Indonesias 9th Economic Stimulus Package: Logistics Costs

The government of Indonesia unveiled its ninth economic stimulus package on Wednesday (27/01) in an effort to boost the nation's economic growth. The ninth package aims to combat Indonesia's high logistics costs hence improving competitiveness of domestic industries while making Indonesia's investment climate more attractive. It is estimated that Indonesia's logistics costs are equivalent to around 25 percent of the nation's gross domestic product (GDP), among the highest in the ASEAN region.

Some domestic industries in Indonesia complain that logistics costs account for about 40 percent of total operational costs.
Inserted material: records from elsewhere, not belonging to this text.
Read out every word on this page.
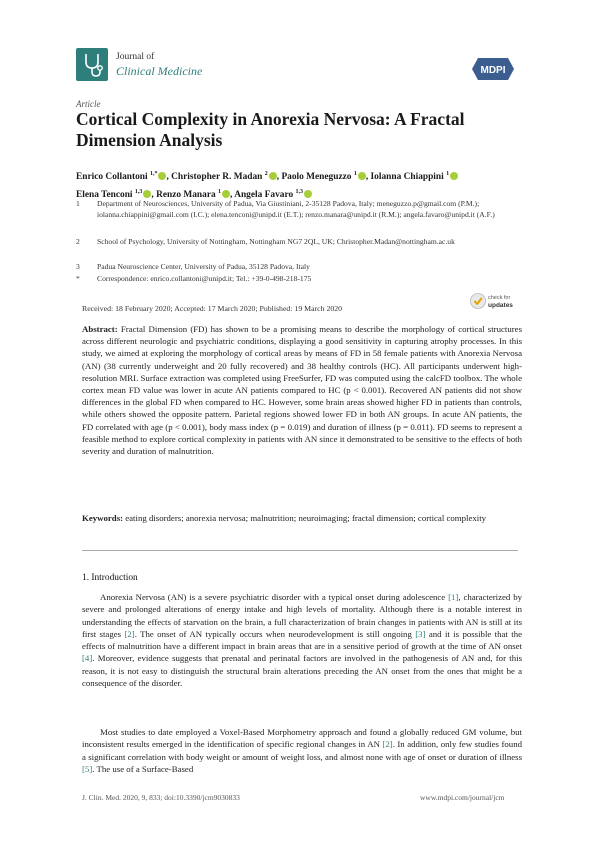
Journal of
Clinical Medicine	MDPI
Article
Cortical Complexity in Anorexia Nervosa: A Fractal Dimension Analysis
Enrico Collantoni $^{1,*}$ , Christopher R. Madan $^2$ , Paolo Meneguzzo $^1$ , Iolanna Chiappini $^1$
Elena Tenconi $^{1,3}$ , Renzo Manara $^1$ , Angela Favaro $^{1,3}$
1 Department of Neurosciences, University of Padua, Via Giustiniani, 2-35128 Padova, Italy; meneguzzo.p@gmail.com (P.M.); iolanna.chiappini@gmail.com (I.C.); elena.tenconi@unipd.it (E.T.); renzo.manara@unipd.it (R.M.); angela.favaro@unipd.it (A.F.)
2 School of Psychology, University of Nottingham, Nottingham NG7 2QL, UK; Christopher.Madan@nottingham.ac.uk
3 Padua Neuroscience Center, University of Padua, 35128 Padova, Italy
* Correspondence: enrico.collantoni@unipd.it; Tel.: +39-0-498-218-175
Received: 18 February 2020; Accepted: 17 March 2020; Published: 19 March 2020
check for
updates
Abstract: Fractal Dimension (FD) has shown to be a promising means to describe the morphology of cortical structures across different neurologic and psychiatric conditions, displaying a good sensitivity in capturing atrophy processes. In this study, we aimed at exploring the morphology of cortical areas by means of FD in 58 female patients with Anorexia Nervosa (AN) (38 currently underweight and 20 fully recovered) and 38 healthy controls (HC). All participants underwent high-resolution MRI. Surface extraction was completed using FreeSurfer, FD was computed using the calcFD toolbox. The whole cortex mean FD value was lower in acute AN patients compared to HC (p < 0.001). Recovered AN patients did not show differences in the global FD when compared to HC. However, some brain areas showed higher FD in patients than controls, while others showed the opposite pattern. Parietal regions showed lower FD in both AN groups. In acute AN patients, the FD correlated with age (p < 0.001), body mass index (p = 0.019) and duration of illness (p = 0.011). FD seems to represent a feasible method to explore cortical complexity in patients with AN since it demonstrated to be sensitive to the effects of both severity and duration of malnutrition.
Keywords: eating disorders; anorexia nervosa; malnutrition; neuroimaging; fractal dimension; cortical complexity
1. Introduction
Anorexia Nervosa (AN) is a severe psychiatric disorder with a typical onset during adolescence [1], characterized by severe and prolonged alterations of energy intake and high levels of mortality. Although there is a notable interest in understanding the effects of starvation on the brain, a full characterization of brain changes in patients with AN is still at its first stages [2]. The onset of AN typically occurs when neurodevelopment is still ongoing [3] and it is possible that the effects of malnutrition have a different impact in brain areas that are in a sensitive period of growth at the time of AN onset [4]. Moreover, evidence suggests that prenatal and perinatal factors are involved in the pathogenesis of AN and, for this reason, it is not easy to distinguish the structural brain alterations preceding the AN onset from the ones that might be a consequence of the disorder.
Most studies to date employed a Voxel-Based Morphometry approach and found a globally reduced GM volume, but inconsistent results emerged in the identification of specific regional changes in AN [2]. In addition, only few studies found a significant correlation with body weight or amount of weight loss, and almost none with age of onset or duration of illness [5]. The use of a Surface-Based
J. Clin. Med. 2020, 9, 833; doi:10.3390/jcm9030833	www.mdpi.com/journal/jcm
Indonesia's 9th economic stimulus package consists of four parts:

(1) to integrate billing and payments for port services conducted by state-owned enterprises into one electronic system (single billing system).
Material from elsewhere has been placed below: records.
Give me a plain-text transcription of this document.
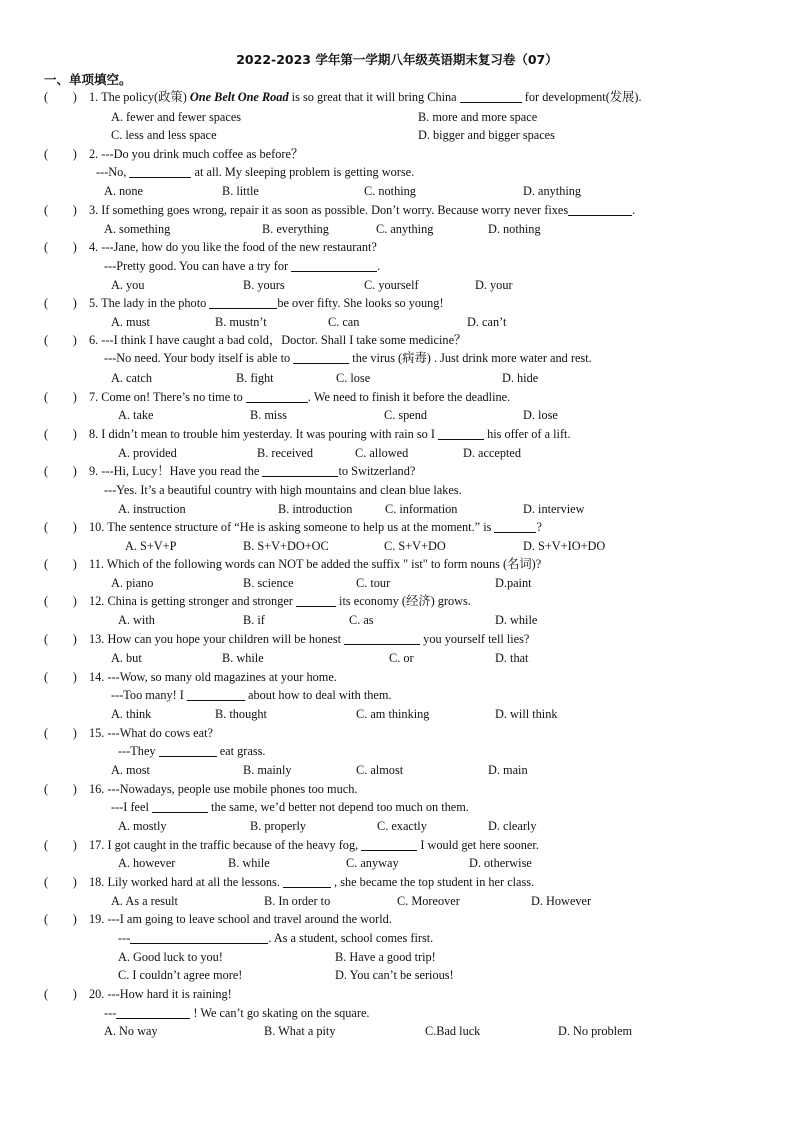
2022-2023 学年第一学期八年级英语期末复习卷（07）
一、单项填空。
(        ) 1. The policy(政策) One Belt One Road is so great that it will bring China	for development(发展).
A. fewer and fewer spaces	B. more and more space
C. less and less space	D. bigger and bigger spaces
(        ) 2. ---Do you drink much coffee as before？
---No,	at all. My sleeping problem is getting worse.
A. none	B. little	C. nothing	D. anything
(        ) 3. If something goes wrong, repair it as soon as possible. Don’t worry. Because worry never fixes	.
A. something	B. everything	C. anything	D. nothing
(        ) 4. ---Jane, how do you like the food of the new restaurant?
---Pretty good. You can have a try for	.
A. you	B. yours	C. yourself	D. your
(        ) 5. The lady in the photo	be over fifty. She looks so young!
A. must	B. mustn’t	C. can	D. can’t
(        ) 6. ---I think I have caught a bad cold，Doctor. Shall I take some medicine？
---No need. Your body itself is able to	the virus (病毒) . Just drink more water and rest.
A. catch	B. fight	C. lose	D. hide
(        ) 7. Come on! There’s no time to	. We need to finish it before the deadline.
A. take	B. miss	C. spend	D. lose
(        ) 8. I didn’t mean to trouble him yesterday. It was pouring with rain so I	his offer of a lift.
A. provided	B. received	C. allowed	D. accepted
(        ) 9. ---Hi, Lucy！Have you read the	to Switzerland?
---Yes. It’s a beautiful country with high mountains and clean blue lakes.
A. instruction	B. introduction	C. information	D. interview
(        ) 10. The sentence structure of “He is asking someone to help us at the moment.” is	?
A. S+V+P	B. S+V+DO+OC	C. S+V+DO	D. S+V+IO+DO
(        ) 11. Which of the following words can NOT be added the suffix " ist" to form nouns (名词)?
A. piano	B. science	C. tour	D.paint
(        ) 12. China is getting stronger and stronger	its economy (经济) grows.
A. with	B. if	C. as	D. while
(        ) 13. How can you hope your children will be honest	you yourself tell lies?
A. but	B. while	C. or	D. that
(        ) 14. ---Wow, so many old magazines at your home.
---Too many! I	about how to deal with them.
A. think	B. thought	C. am thinking	D. will think
(        ) 15. ---What do cows eat?
---They	eat grass.
A. most	B. mainly	C. almost	D. main
(        ) 16. ---Nowadays, people use mobile phones too much.
---I feel	the same, we’d better not depend too much on them.
A. mostly	B. properly	C. exactly	D. clearly
(        ) 17. I got caught in the traffic because of the heavy fog,	I would get here sooner.
A. however	B. while	C. anyway	D. otherwise
(        ) 18. Lily worked hard at all the lessons.	, she became the top student in her class.
A. As a result	B. In order to	C. Moreover	D. However
(        ) 19. ---I am going to leave school and travel around the world.
---	. As a student, school comes first.
A. Good luck to you!	B. Have a good trip!
C. I couldn’t agree more!	D. You can’t be serious!
(        ) 20. ---How hard it is raining!
---	! We can’t go skating on the square.
A. No way	B. What a pity	C.Bad luck	D. No problem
(2) to integrate the Indonesia National Single Window system (which handles export and import documents) with the 'inaportnet' system (which monitors the flow of goods in harbors).

(3) to revise Transportation Ministry Regulation No.3/2014 on the Use of Foreign Currencies for Transportation Payments. By revising this regulation the Indonesian government aims to make the use of the Indonesian rupiah mandatory for payments related to transportation activities.

(4) to remove Communications and Information Ministry Regulation No.9/2015. This move should neutralize the price difference between private commercial postal services and state postal services in Indonesia. The aforementioned regulation states that commercial postal services in Indonesia are required to be more expensive than universal (private) postal services. This regulation was a major advantage to state-owned Pos Indonesia but limited competitiveness and efficiency in the country's postal services sector.

Furthermore, Indonesia's Chief Economics Minister Darmin Nasution said the government will support state-owned electricity distributor Perusahaan Listrik Negara (PLN) to achieve its 35,000 MW power program by injecting capital into the company, quickening licensing procedures and assist when land conflicts occur. By 2019 the government targets to reach an electrification ratio of 97.2 percent (from 87.5 percent currently).